Dixon's course load includes Latin, economics and American government. He credits the hospital's school program with allowing him to graduate on schedule.

"Chris gets my work from my teachers and helps me when I need help. It's the only way I could have done this," he said.

Gray, a Franklin, Ky., native, taught for four years at Franklin Simpson Middle School before coming to Vanderbilt. He holds the equivalent of a Master's degree from Western Kentucky University, in special education.

Gray works with two volunteers who help him reach the 15 or so students each week who need daily help with their coursework. Another 10 patients each week receive casual assistance, such as setting up homebound teachers for when they return home or arranging for such items as computers, dictionaries or other school reference materials in their hospital rooms.

All in all, the VCH teacher sees around 1,000 patients each year.

"I really enjoy working with the children and young adults here. You can develop relationships much easier than you can in a classroom with 30 kids and that's what I enjoy most about it."

The transient program works like this:

If a child is expected to be out of school for two weeks or more, they are eligible for homebound services. VCH can contract with the child's home county to provide these services. With the permission of the child's physician and parent or guardian, Gray initiates contact with the child's school to develop a suitable educational plan.

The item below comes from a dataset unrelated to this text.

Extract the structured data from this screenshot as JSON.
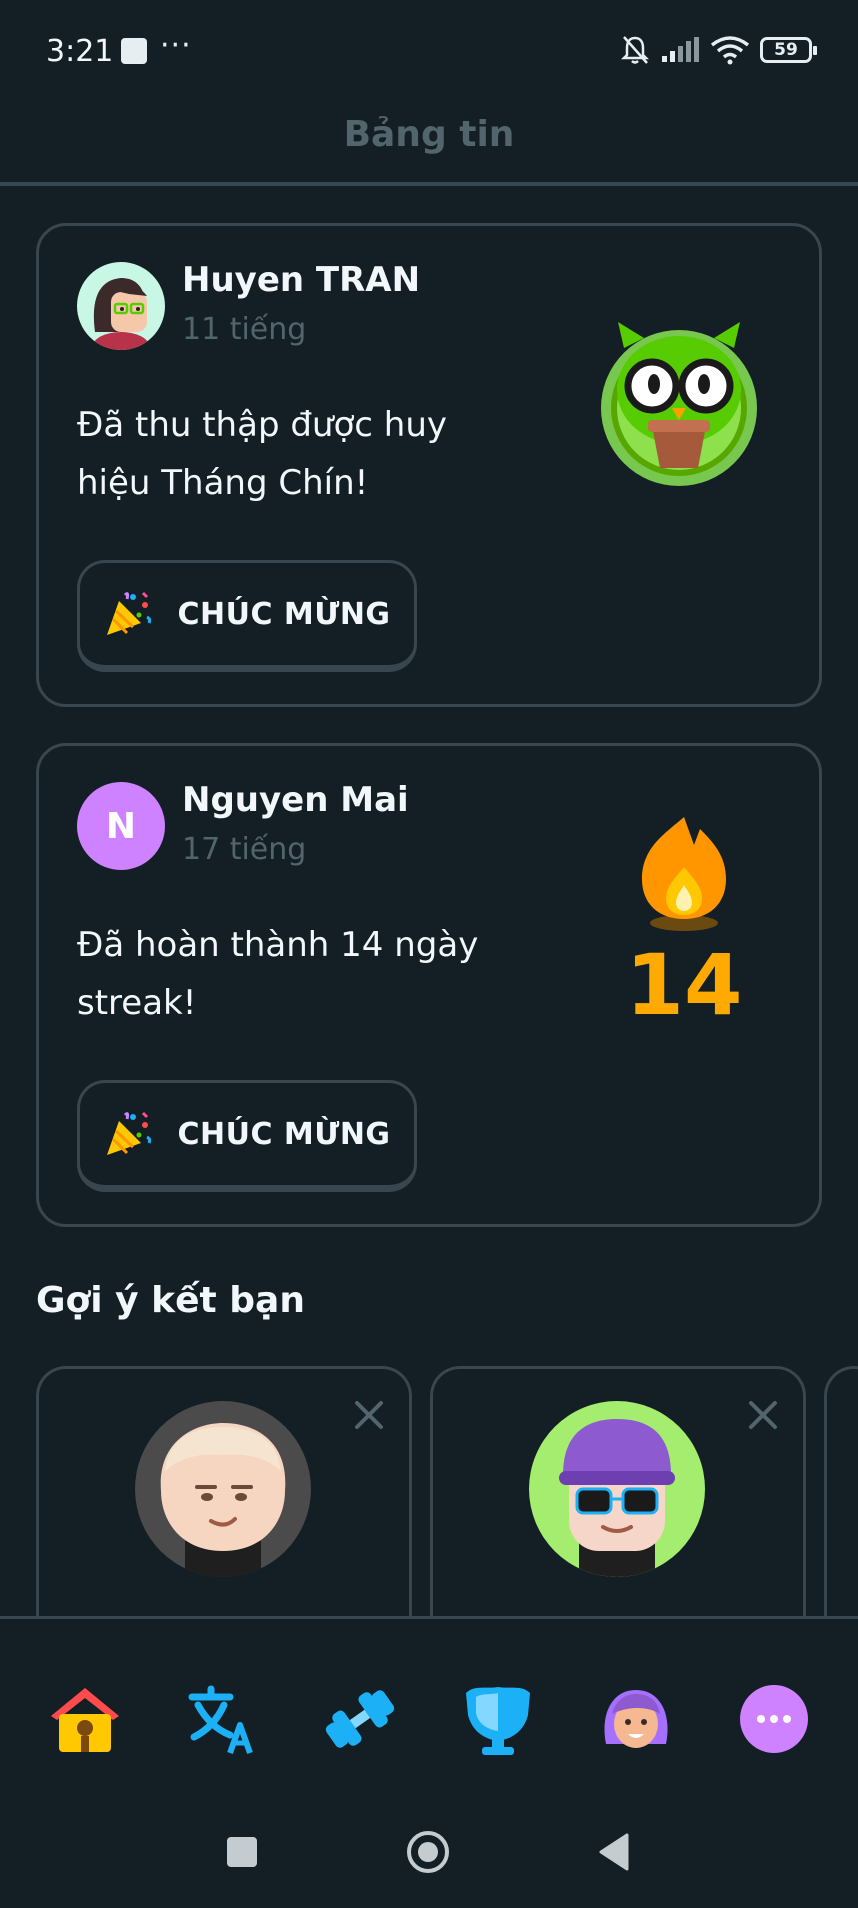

Sometimes the teachers will send everything that is needed and sometimes the teacher will simply leave it up to Gray to provide classes for the child. Gray has many teaching resources on hand — textbooks on numerous subject areas ranging from kindergarten to 12th grade can be found in the schoolroom. He also often uses computer software to teach reading and math skills.

Gray's patients range from long-term patients — those expected to be at VCH for two weeks or more — to "frequent flyers," those in and out of the hospital several times over a long period.

Even the location of the hospital-based work varies. Sometimes the classes are held in the child's hospital room, but if he or she is well enough, the classes are held in the sixth-floor Children's Hospital classroom.

Gray works around the patients' schedules, which can be quite a challenge.

"Flexibility is a big thing. You might have school scheduled at 1 p.m., then you get to the hospital room and find out the child has had tests run and is just beginning to eat lunch. Then you come back and the doctor is in the room. You have to be flexible. It's impossible to have a normal school day."

The subjects vary too, and pretty much anything goes. Since his students range from kindergartners to high school seniors, Gray must know a little bit about a lot of subjects.

A visit to his sunny classroom shows the variety.

A Modern Chemistry book sits above Green Eggs and Ham.

"I may have to teach any subject any day. It's very challenging and sometimes I have to ask for assistance. I don't know of any teacher who can teach all subjects," Gray said.